Euro ma zbawienny wpływ

Inga Rosińska
opublikowano: 2002-01-02 00:00

Zdaniem Didiera Reyndersa, belgijskiego ministra finansów, euro już dało dowód zbawiennego wpływu na rynek finansowy. Jego zdaniem, szczególnie załamanie z 1999 r. „spowodowałby poważny kryzys monetarny”, gdyby Belgia nie należała do systemu euro.

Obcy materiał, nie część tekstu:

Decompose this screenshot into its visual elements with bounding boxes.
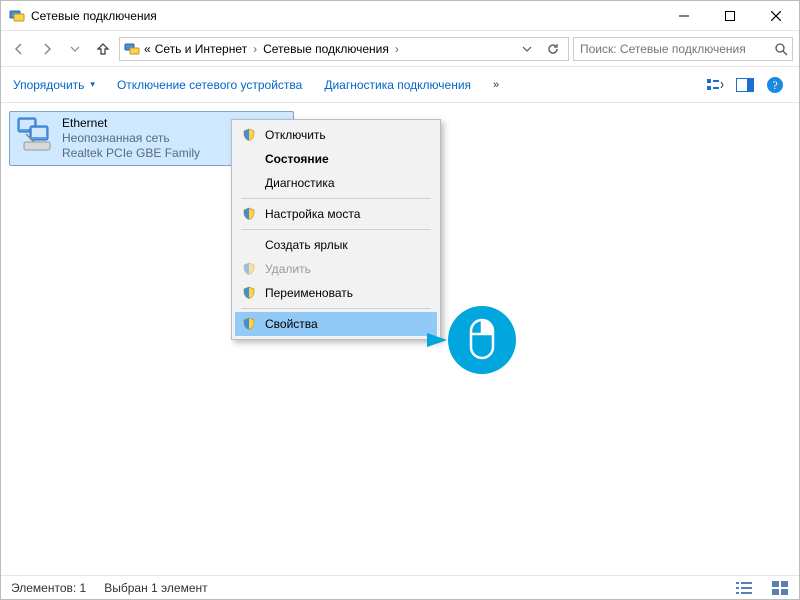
disable-device-command[interactable]: Отключение сетевого устройства — [117, 78, 302, 92]
titlebar: Сетевые подключения — [1, 1, 799, 31]
adapter-name: Ethernet — [62, 116, 200, 131]
help-button[interactable]: ? — [763, 73, 787, 97]
shield-icon — [241, 262, 257, 276]
overflow-button[interactable]: » — [493, 79, 499, 91]
forward-button[interactable] — [35, 37, 59, 61]
ctx-shortcut[interactable]: Создать ярлык — [235, 233, 437, 257]
close-button[interactable] — [753, 1, 799, 30]
search-box[interactable] — [573, 37, 793, 61]
adapter-text: Ethernet Неопознанная сеть Realtek PCIe … — [62, 116, 200, 161]
navbar: « Сеть и Интернет › Сетевые подключения … — [1, 31, 799, 67]
status-selection: Выбран 1 элемент — [104, 581, 207, 595]
ctx-shortcut-label: Создать ярлык — [265, 238, 348, 252]
up-button[interactable] — [91, 37, 115, 61]
ctx-properties[interactable]: Свойства — [235, 312, 437, 336]
diagnose-command[interactable]: Диагностика подключения — [324, 78, 471, 92]
ctx-disable[interactable]: Отключить — [235, 123, 437, 147]
ctx-properties-label: Свойства — [265, 317, 318, 331]
view-options-button[interactable] — [703, 73, 727, 97]
shield-icon — [241, 286, 257, 300]
breadcrumb-part1[interactable]: Сеть и Интернет — [155, 42, 247, 56]
ctx-delete-label: Удалить — [265, 262, 311, 276]
maximize-button[interactable] — [707, 1, 753, 30]
details-view-button[interactable] — [735, 579, 753, 597]
chevron-right-icon: › — [251, 42, 259, 56]
status-bar: Элементов: 1 Выбран 1 элемент — [1, 575, 799, 599]
ctx-rename[interactable]: Переименовать — [235, 281, 437, 305]
back-button[interactable] — [7, 37, 31, 61]
window-title: Сетевые подключения — [31, 9, 661, 23]
separator — [241, 198, 431, 199]
chevron-right-icon: › — [393, 42, 401, 56]
status-count: Элементов: 1 — [11, 581, 86, 595]
ctx-diagnostics-label: Диагностика — [265, 176, 335, 190]
search-input[interactable] — [578, 41, 774, 57]
minimize-button[interactable] — [661, 1, 707, 30]
network-adapter-icon — [16, 116, 56, 152]
svg-text:?: ? — [772, 78, 777, 92]
organize-label: Упорядочить — [13, 78, 84, 92]
address-bar[interactable]: « Сеть и Интернет › Сетевые подключения … — [119, 37, 569, 61]
adapter-status: Неопознанная сеть — [62, 131, 200, 146]
ctx-delete[interactable]: Удалить — [235, 257, 437, 281]
ctx-bridge-label: Настройка моста — [265, 207, 360, 221]
ctx-rename-label: Переименовать — [265, 286, 353, 300]
shield-icon — [241, 207, 257, 221]
location-icon — [124, 41, 140, 57]
refresh-button[interactable] — [542, 38, 564, 60]
command-bar: Упорядочить Отключение сетевого устройст… — [1, 67, 799, 103]
ctx-disable-label: Отключить — [265, 128, 326, 142]
organize-menu[interactable]: Упорядочить — [13, 78, 95, 92]
breadcrumb-part2[interactable]: Сетевые подключения — [263, 42, 389, 56]
ctx-status[interactable]: Состояние — [235, 147, 437, 171]
window-buttons — [661, 1, 799, 30]
shield-icon — [241, 128, 257, 142]
preview-pane-button[interactable] — [733, 73, 757, 97]
large-icons-view-button[interactable] — [771, 579, 789, 597]
breadcrumb-prefix: « — [144, 42, 151, 56]
shield-icon — [241, 317, 257, 331]
context-menu: Отключить Состояние Диагностика Настройк… — [231, 119, 441, 340]
separator — [241, 308, 431, 309]
search-icon[interactable] — [774, 42, 788, 56]
app-icon — [9, 8, 25, 24]
ctx-bridge[interactable]: Настройка моста — [235, 202, 437, 226]
recent-dropdown[interactable] — [63, 37, 87, 61]
ctx-status-label: Состояние — [265, 152, 329, 166]
adapter-device: Realtek PCIe GBE Family — [62, 146, 200, 161]
ctx-diagnostics[interactable]: Диагностика — [235, 171, 437, 195]
address-dropdown[interactable] — [516, 38, 538, 60]
separator — [241, 229, 431, 230]
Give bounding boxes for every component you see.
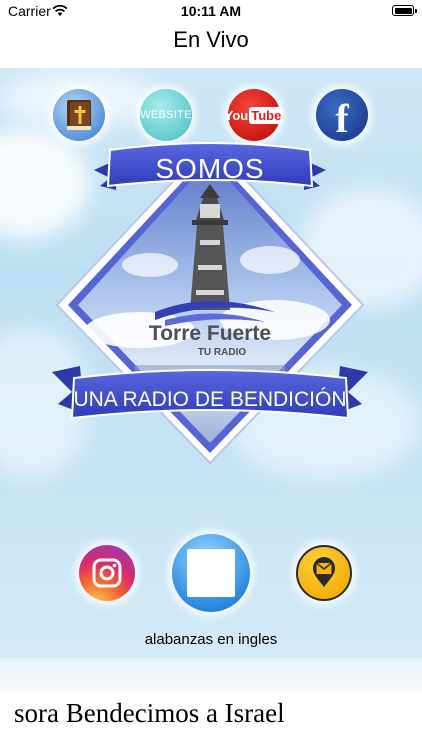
battery-icon (392, 5, 417, 16)
bible-icon (67, 100, 91, 130)
bottom-banner-text: UNA RADIO DE BENDICIÓN (73, 388, 346, 411)
logo-name: Torre Fuerte (149, 322, 271, 345)
mail-pin-icon (313, 557, 335, 587)
stop-icon (187, 549, 235, 597)
youtube-button[interactable]: You Tube (225, 89, 284, 141)
youtube-you-text: You (224, 107, 249, 123)
clock: 10:11 AM (180, 3, 242, 19)
station-logo: Torre Fuerte TU RADIO SOMOS UNA RADIO DE… (52, 140, 368, 465)
news-ticker: sora Bendecimos a Israel (14, 698, 285, 728)
status-bar: Carrier 10:11 AM (0, 0, 422, 22)
youtube-logo: You Tube (224, 106, 284, 124)
facebook-button[interactable]: f (316, 89, 368, 141)
main-content: WEBSITE You Tube f Torre Fuerte TU RADIO… (0, 68, 422, 658)
youtube-tube-text: Tube (249, 106, 284, 124)
logo-cloud (240, 246, 300, 274)
page-title: En Vivo (173, 27, 249, 52)
track-title: alabanzas en ingles (144, 631, 278, 648)
play-stop-button[interactable] (172, 534, 250, 612)
contact-button[interactable] (296, 545, 352, 601)
logo-cloud (122, 253, 178, 277)
website-button[interactable]: WEBSITE (140, 89, 192, 141)
website-label: WEBSITE (140, 109, 192, 121)
top-banner-text: SOMOS (155, 153, 264, 184)
instagram-icon (92, 558, 122, 588)
bible-button[interactable] (53, 89, 105, 141)
logo-tagline: TU RADIO (198, 347, 247, 358)
instagram-button[interactable] (79, 545, 135, 601)
facebook-icon: f (335, 95, 349, 141)
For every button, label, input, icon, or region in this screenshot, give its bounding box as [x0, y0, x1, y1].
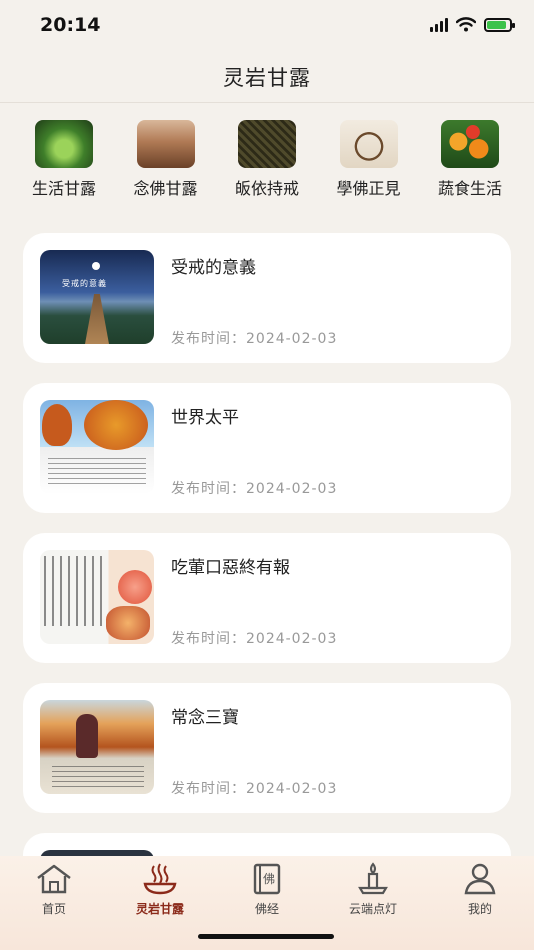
tree-shape: [84, 400, 148, 450]
article-date: 发布时间：2024-02-03: [171, 478, 337, 498]
category-label: 學佛正見: [336, 179, 401, 198]
category-right-view[interactable]: 學佛正見: [327, 120, 411, 199]
article-title: 吃葷口惡終有報: [171, 558, 290, 578]
tab-cloud-lamp[interactable]: 云端点灯: [328, 862, 418, 917]
tab-label: 首页: [41, 902, 66, 916]
user-icon: [464, 863, 496, 895]
category-vegetarian[interactable]: 蔬食生活: [428, 120, 512, 199]
tab-label: 灵岩甘露: [135, 902, 184, 916]
article-card[interactable]: 吃葷口惡終有報 发布时间：2024-02-03: [23, 533, 511, 663]
category-label: 念佛甘露: [133, 179, 198, 198]
date-value: 2024-02-03: [246, 781, 338, 797]
tab-me[interactable]: 我的: [435, 862, 525, 917]
date-label: 发布时间：: [171, 781, 246, 797]
page-title: 灵岩甘露: [223, 66, 311, 90]
tab-sutra[interactable]: 佛 佛经: [222, 862, 312, 917]
battery-level: [487, 20, 506, 29]
tab-label: 云端点灯: [348, 902, 397, 916]
fruits-photo: [441, 120, 499, 168]
date-value: 2024-02-03: [246, 331, 338, 347]
category-label: 生活甘露: [31, 179, 96, 198]
text-columns-decoration: [44, 556, 106, 626]
thumbnail-caption: 受戒的意義: [62, 279, 107, 288]
tab-label: 佛经: [254, 902, 279, 916]
article-thumbnail: 受戒的意義: [40, 250, 154, 344]
altar-photo: [136, 120, 195, 168]
prayer-beads-photo: [339, 120, 398, 168]
article-title: 常念三寶: [171, 708, 239, 728]
tab-home[interactable]: 首页: [9, 862, 99, 917]
date-value: 2024-02-03: [246, 631, 338, 647]
article-card[interactable]: 常念三寶 发布时间：2024-02-03: [23, 683, 511, 813]
svg-text:佛: 佛: [263, 872, 275, 886]
status-bar: 20:14: [0, 0, 534, 52]
text-lines-decoration: [52, 766, 144, 790]
article-date: 发布时间：2024-02-03: [171, 778, 337, 798]
category-label: 皈依持戒: [234, 179, 299, 198]
header-divider: [0, 102, 534, 103]
pier-shape: [85, 294, 109, 344]
home-indicator: [198, 934, 334, 939]
text-lines-decoration: [48, 458, 146, 488]
article-date: 发布时间：2024-02-03: [171, 328, 337, 348]
article-thumbnail: [40, 550, 154, 644]
figure-shape: [76, 714, 98, 758]
category-nianfo[interactable]: 念佛甘露: [124, 120, 208, 199]
status-icons: [430, 17, 515, 32]
tree-shape: [42, 404, 72, 446]
article-date: 发布时间：2024-02-03: [171, 628, 337, 648]
article-card[interactable]: 世界太平 发布时间：2024-02-03: [23, 383, 511, 513]
battery-icon: [484, 17, 515, 32]
article-title: 世界太平: [171, 408, 239, 428]
article-card[interactable]: 受戒的意義 受戒的意義 发布时间：2024-02-03: [23, 233, 511, 363]
category-row: 生活甘露 念佛甘露 皈依持戒 學佛正見 蔬食生活: [0, 120, 534, 199]
moon-shape: [92, 262, 100, 270]
date-value: 2024-02-03: [246, 481, 338, 497]
home-icon: [37, 864, 71, 894]
article-list: 受戒的意義 受戒的意義 发布时间：2024-02-03 世界太平 发布时间：20…: [23, 233, 511, 913]
wifi-icon: [456, 17, 476, 32]
tab-lingyan[interactable]: 灵岩甘露: [115, 862, 205, 917]
sprout-photo: [35, 120, 93, 168]
article-thumbnail: [40, 700, 154, 794]
fruit-shape: [118, 570, 152, 604]
sutra-book-icon: 佛: [253, 863, 281, 895]
cellular-signal-icon: [430, 17, 448, 32]
category-label: 蔬食生活: [437, 179, 502, 198]
category-life[interactable]: 生活甘露: [22, 120, 106, 199]
candle-icon: [358, 862, 388, 895]
cloth-photo: [238, 120, 296, 168]
date-label: 发布时间：: [171, 481, 246, 497]
article-title: 受戒的意義: [171, 258, 256, 278]
tab-label: 我的: [467, 902, 492, 916]
date-label: 发布时间：: [171, 331, 246, 347]
fruit-shape: [106, 606, 150, 640]
category-precepts[interactable]: 皈依持戒: [225, 120, 309, 199]
status-time: 20:14: [40, 14, 101, 36]
article-thumbnail: [40, 400, 154, 494]
incense-bowl-icon: [143, 863, 177, 895]
date-label: 发布时间：: [171, 631, 246, 647]
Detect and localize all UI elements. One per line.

Minister zwrócił uwagę, że bez euro po 11 września unijni ministrowie finansów i szefowie banków centralnych musieliby się bez przerwy zbierać, żeby wyrównywać kursy. Jak powiedział, życzy sobie, żeby jak najszybciej zapomniano o belgijskim franku. Belgijscy sprzedawcy nie byli zaś zadowoleni z faktu, że mają odgrywać rolę banków wymieniając klientom pieniądze. Supermakety obawiają się, że Belgowie będą wykorzystywać sklepy, żeby pozbyć się nagromadzonych w szufladach drobnych monet.

Szczególnie zmobilizowani zostali bankowcy. Bank BBL otworzył dodatkowo 313 okienek, powołując do pracy w styczniu osoby odsyłane na wcześniejsze emerytury oraz stażystów. Wycofywane z rynku banknoty belgijskie będą od razu dziurkowane. Chodzi o zniechęcenie złodziei do napadów na konwoje przewożące pieniądze. Belgijskie linie autobusowe STIB obawiają się, że wprowadzenie euro spowoduje opóźnienia w transporcie, ponieważ kierowcy sprzedający bilety będą mieli kłopot z przeliczaniem franków na euro. Główny operator na rynku belgijskiej telekomunikacji Belgacom stwierdził, że jest gotowy na zmiany. Generalnie zmiany boją się mniejsze firmy, duże są spokojne.